Wednesday, November 11, 2009

Shut Off From the World

This morning came abruptly when my suite mate came and woke me up to get ready for my least favorite class (Spanish). Since my phone is broke, I am not only shut off from the entire world, but i cant even set my alarm! After irritably trying to stay awake in Spanish, I had to make my way to the lovely world of Bio and take a test. This test seemed easier than the others, which made me worry. I feel as though i aced it! Choir was the typical Choir class. Weird people making noises, the old lady thinking she is funny, and us singing never before heard of Christmas music. I mean, what is wrong with the classic O Holy Night, Silent Night, and Away in a Manger? However, choir does bring back good memories of high school with some really awesome people. I just remember being able to get away with anything in that class. College choir is definitely not the same! The SGA meeting at noon was as exciting as usual. Jabber Jaws wouldn't stop flappin his mouth, and the newbie tried to take control as usual. I was the normal me, and set there with my best friend laughing at everything and trying to scarf down greasy pizza as I acted half way interested in what was going on. US History I blew by quickly and i was off to PR Principle were i learned that I had made a 92 on my news release, which was definitely an improvement from the last one. I hope to someday use this PR knowledge in a career someday. When classes were finally over, I made my way to Age to Age to mentor young Elmer. If i could, I would seriously adopt that kid. I don't think I have ever loved a kid so much. He is always a challenge as he runs back and forth, and screams no at me, but at the end of the day he is the cutest kid alive! After dropping Elmer off at his house, I made my way to church where I lead 10th grade boys. Sometimes they make me hate life. I'm suppose to be there as an example and leader, but I end up being their friend more than anything. This means they rarely listen to me. I feel as though it is my fault when they have downfalls, or when I hear them cuss, or when I overhear them talking about what they did over the weekend. These things make me feel as though I have failed as there leader.
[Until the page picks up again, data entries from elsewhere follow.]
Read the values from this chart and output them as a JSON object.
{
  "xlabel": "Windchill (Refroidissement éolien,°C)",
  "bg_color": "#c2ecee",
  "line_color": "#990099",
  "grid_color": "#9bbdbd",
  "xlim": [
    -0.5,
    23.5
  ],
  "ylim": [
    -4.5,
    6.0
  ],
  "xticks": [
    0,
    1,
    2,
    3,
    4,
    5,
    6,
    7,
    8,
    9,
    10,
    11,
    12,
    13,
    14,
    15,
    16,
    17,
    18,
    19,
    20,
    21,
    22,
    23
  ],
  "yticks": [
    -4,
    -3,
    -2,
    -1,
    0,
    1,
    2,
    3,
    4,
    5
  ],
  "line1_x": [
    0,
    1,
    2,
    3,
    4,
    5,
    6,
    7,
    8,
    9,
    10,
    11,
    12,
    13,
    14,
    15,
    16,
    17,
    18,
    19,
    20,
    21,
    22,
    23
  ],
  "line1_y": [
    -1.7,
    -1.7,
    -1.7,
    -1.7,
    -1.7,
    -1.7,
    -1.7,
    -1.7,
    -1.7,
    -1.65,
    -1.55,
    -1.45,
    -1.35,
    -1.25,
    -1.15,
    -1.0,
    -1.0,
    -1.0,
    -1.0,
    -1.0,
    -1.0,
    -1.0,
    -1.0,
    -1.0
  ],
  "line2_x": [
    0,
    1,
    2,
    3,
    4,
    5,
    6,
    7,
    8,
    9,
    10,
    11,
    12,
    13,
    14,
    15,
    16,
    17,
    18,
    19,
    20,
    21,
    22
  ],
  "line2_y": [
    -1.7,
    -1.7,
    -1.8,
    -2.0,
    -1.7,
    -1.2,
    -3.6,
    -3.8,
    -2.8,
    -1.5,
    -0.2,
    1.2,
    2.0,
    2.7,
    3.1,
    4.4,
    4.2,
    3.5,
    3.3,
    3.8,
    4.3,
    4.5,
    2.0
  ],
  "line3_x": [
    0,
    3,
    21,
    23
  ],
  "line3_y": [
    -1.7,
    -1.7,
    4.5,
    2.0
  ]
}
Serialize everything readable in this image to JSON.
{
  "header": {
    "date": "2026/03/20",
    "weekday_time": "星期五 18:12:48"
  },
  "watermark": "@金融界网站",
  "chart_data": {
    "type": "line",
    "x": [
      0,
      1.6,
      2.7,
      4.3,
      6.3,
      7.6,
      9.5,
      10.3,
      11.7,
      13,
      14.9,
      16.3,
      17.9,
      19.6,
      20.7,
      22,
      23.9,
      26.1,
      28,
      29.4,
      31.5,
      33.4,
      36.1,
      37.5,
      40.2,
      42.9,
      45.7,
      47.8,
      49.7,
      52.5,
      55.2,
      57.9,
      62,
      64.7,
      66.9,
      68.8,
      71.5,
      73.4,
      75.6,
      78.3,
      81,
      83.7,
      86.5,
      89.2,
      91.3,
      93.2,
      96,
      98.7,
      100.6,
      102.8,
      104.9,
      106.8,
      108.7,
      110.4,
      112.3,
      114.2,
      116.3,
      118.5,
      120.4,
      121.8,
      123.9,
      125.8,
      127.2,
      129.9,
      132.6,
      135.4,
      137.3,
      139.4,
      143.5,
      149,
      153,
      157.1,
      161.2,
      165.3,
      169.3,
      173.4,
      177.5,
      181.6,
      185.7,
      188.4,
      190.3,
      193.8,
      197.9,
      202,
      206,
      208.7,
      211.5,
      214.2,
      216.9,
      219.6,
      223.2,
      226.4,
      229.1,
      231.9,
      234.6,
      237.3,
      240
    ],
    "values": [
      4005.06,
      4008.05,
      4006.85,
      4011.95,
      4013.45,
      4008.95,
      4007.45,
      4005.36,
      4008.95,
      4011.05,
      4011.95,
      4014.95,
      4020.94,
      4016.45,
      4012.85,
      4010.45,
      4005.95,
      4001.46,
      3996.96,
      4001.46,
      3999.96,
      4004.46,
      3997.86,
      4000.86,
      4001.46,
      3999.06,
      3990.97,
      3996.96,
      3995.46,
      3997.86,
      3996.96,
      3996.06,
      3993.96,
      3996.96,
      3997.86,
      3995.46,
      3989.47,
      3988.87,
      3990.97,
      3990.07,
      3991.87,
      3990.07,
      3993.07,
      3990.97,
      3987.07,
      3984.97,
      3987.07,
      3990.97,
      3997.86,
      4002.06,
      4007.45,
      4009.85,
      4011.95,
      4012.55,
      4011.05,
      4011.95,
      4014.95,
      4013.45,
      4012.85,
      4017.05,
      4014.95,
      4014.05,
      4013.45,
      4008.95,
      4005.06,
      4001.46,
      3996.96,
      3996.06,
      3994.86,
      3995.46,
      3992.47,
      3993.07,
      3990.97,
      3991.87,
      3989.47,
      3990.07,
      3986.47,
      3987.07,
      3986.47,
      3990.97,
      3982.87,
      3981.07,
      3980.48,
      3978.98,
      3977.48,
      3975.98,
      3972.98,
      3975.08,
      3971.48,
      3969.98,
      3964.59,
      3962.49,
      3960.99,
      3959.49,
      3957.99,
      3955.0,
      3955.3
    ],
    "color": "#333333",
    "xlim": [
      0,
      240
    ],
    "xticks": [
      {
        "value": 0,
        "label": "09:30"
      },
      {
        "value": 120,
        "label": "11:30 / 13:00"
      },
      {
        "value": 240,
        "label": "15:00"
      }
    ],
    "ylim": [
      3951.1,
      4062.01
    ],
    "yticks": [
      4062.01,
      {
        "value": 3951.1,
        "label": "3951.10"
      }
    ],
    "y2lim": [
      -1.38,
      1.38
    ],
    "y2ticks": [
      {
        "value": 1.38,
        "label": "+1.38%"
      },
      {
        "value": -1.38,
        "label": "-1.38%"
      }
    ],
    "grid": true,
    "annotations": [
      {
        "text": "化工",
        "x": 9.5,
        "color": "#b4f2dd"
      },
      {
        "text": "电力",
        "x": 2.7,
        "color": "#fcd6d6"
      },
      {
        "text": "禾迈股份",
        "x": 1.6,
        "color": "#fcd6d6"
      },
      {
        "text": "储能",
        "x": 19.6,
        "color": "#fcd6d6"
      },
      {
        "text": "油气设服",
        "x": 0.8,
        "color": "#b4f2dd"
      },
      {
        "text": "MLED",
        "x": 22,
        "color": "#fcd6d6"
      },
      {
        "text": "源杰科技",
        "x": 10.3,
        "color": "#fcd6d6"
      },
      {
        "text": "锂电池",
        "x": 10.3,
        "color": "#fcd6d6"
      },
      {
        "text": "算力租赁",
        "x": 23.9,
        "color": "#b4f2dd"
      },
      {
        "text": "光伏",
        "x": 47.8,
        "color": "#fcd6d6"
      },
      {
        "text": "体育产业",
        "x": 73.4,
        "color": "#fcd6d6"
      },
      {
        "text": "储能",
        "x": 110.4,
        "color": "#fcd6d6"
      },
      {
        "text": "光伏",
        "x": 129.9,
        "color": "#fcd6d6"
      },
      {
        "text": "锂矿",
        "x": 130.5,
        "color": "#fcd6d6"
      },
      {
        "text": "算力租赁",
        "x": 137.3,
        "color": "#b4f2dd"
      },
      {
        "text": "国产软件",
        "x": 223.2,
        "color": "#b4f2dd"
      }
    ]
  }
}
My mom gave me a poem when I graduated that was simply and encouragement to take off to college with me. Here is a quote from that poem..."Fly on the wings of you talents and your mightiest dreams. Strive to change the world one day at a time." Why is this so hard to do? I try my hardest to make a lasting impact wherever I go, but sometimes my personal pride gets in the way of this.
God is amazing in all that He does! He has allowed a sinner like me to lead younger people, and has given me a joy for life I can't explain. He is so mysterious, but I love the mystery in Him. So as the days fly by, I will strive to be like Him and "change the world one day at a time."